André Maltais a reçu l’Ordre du Canada des mains de la gouverneure générale du Canada, Julie Payette.

L’ex-député André Maltais décoré de l’Ordre du Canada

BAIE-COMEAU — André Maltais, qui a notamment œuvré de longues années à la reconnaissance et la promotion des Premières Nations du Canada, a récemment été décoré de l’Ordre du Canada. M. Maltais s’est remémoré quelques grands moments de sa carrière avec Le Soleil.

«J’ai pensé que c’était une plaisanterie, j’en ai été même très surpris», a confié le récipiendaire. «Ma première pensée est allée à la Côte-Nord. C’est à cause d’elle que j’ai reçu cet honneur, ce n’est pas une affaire personnelle.»

Né en 1948 à Sept-Îles, André Maltais fait son entrée sur la scène publique en 1979, alors qu’il est élu député fédéral de Manicouagan, sous la bannière du Parti libéral du Canada. Il occupera cette fonction jusqu’en 1984.
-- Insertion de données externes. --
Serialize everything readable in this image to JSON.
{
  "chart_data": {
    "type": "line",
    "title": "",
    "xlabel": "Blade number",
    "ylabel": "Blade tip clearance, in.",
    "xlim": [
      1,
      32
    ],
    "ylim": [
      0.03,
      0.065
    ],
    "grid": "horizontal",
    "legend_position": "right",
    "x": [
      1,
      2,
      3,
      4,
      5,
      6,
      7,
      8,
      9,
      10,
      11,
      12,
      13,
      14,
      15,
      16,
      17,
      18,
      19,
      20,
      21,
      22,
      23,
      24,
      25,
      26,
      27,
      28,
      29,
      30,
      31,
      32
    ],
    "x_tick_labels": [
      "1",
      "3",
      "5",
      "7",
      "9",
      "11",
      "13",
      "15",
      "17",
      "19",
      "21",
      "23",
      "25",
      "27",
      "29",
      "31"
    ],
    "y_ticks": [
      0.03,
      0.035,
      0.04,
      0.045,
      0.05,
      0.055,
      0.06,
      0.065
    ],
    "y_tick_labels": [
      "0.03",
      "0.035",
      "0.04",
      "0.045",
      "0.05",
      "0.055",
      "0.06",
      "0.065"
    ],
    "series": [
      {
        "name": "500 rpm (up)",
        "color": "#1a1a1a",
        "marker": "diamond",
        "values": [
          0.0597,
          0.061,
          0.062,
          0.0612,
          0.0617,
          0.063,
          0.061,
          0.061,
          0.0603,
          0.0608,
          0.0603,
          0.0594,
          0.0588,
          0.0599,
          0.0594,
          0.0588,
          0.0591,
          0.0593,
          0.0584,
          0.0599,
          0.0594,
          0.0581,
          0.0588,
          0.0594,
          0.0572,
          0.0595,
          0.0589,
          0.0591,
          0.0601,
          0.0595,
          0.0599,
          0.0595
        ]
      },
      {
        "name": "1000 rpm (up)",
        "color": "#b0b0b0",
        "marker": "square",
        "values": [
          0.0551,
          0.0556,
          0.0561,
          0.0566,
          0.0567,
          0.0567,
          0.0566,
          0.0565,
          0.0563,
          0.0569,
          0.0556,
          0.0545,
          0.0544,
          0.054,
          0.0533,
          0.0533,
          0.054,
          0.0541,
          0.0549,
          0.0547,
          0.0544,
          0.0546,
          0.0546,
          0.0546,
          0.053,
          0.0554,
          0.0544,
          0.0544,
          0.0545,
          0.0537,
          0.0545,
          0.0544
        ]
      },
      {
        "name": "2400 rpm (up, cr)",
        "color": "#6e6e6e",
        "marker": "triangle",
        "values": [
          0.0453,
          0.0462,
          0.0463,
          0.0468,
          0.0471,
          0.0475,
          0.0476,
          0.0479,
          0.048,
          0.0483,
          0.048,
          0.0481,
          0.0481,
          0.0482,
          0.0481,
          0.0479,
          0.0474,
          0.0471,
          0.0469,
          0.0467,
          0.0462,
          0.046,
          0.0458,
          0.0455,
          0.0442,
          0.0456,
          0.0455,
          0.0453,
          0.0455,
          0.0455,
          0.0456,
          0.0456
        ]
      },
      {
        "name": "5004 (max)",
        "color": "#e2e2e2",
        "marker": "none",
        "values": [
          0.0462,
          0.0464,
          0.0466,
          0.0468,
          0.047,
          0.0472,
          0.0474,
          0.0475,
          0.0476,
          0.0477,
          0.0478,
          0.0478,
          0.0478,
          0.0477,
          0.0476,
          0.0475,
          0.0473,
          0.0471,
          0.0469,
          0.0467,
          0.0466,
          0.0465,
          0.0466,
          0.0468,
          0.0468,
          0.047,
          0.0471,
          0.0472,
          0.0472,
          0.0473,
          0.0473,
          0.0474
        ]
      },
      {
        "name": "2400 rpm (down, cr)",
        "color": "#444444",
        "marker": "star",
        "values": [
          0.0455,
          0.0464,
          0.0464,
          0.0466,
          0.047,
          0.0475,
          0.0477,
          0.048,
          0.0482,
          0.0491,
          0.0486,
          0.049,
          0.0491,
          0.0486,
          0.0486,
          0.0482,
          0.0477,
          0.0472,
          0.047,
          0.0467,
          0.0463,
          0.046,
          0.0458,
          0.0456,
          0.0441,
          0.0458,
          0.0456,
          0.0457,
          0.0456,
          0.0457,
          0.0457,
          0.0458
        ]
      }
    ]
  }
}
«Cette époque, c’était vraiment un contexte particulier avec la fermeture d’ITT à Port-Cartier, la fusion entre Baie-Comeau et Hauterive, un taux de chômage autour de 20 %. Les gens mettent tellement d’espoir en nous, il fallait prendre ça bouchée par bouchée. Personnellement, j’ai trouvé que la politique, c’est plus grand que nous», a-t-il souligné.

On se souvient de M. Maltais entre autres pour la création du parc national de l’Archipel-de-Mingan, celle de la station de Radio-Canada Côte-Nord ainsi que la modernisation des neuf aéroports du Nunavuk. Il est aussi celui qui a convaincu le premier ministre Pierre Elliott Trudeau de reconnaître les droits des autochtones dans la naissante Charte des droits et libertés.

«Quand on réussit à convaincre des gens comme Trudeau père, c’est gratifiant. Je n’étais pas de ce monde-là. J’étais dans la jeune trentaine et je ne suis pas de Brébeuf», a-t-il lancé en riant. «Quand M. Trudeau nous dit finalement oui, ça fait vraiment plaisir.»

La reconnaissance des Premières Nations a été le principal combat d’André Maltais, encore loin de la retraite à 70 ans. Il fut notamment secrétaire parlementaire au ministère des Affaires indiennes et du Nord, négociateur fédéral en chef dans le dossier Atikamekw-Montagnais et sous-ministre aux Affaires autochtones du Québec.

Dès son plus jeune âge, André Maltais fréquentait des Innus à Sept-Îles. C’est à l’âge de 20 ans qu’il a compris l’humiliation que ces derniers pouvaient vivre. «En 1968, on m’avait fermé les portes d’une taverne à Québec parce que j’étais avec un Indien, comme on m’a dit», s’est remémoré l’auteur en 2013 du bouquin Le réveil de l’aigle, qui fait un retour sur les relations entre les Premières Nations et leurs colonisateurs.

«Une fois arrivé à Ottawa, je me suis bien rendu compte que ces gens [les Premières Nations] n’existaient pas sur le plan juridique. C’est donc sur ce point que j’ai eu un rôle intéressant à jouer», se souvient le négociateur de carrière, qui indique que «ma plus grande frustration comme sous-ministre à Québec, c’est de ne pas avoir pu créer un ordre de gouvernement pour eux».

En terminant, André Maltais a tenu à se dissocier du cynisme qui entoure l’engagement politique. «Ce n’est pas vrai que la politique ne peut pas changer les choses», a-t-il conclu.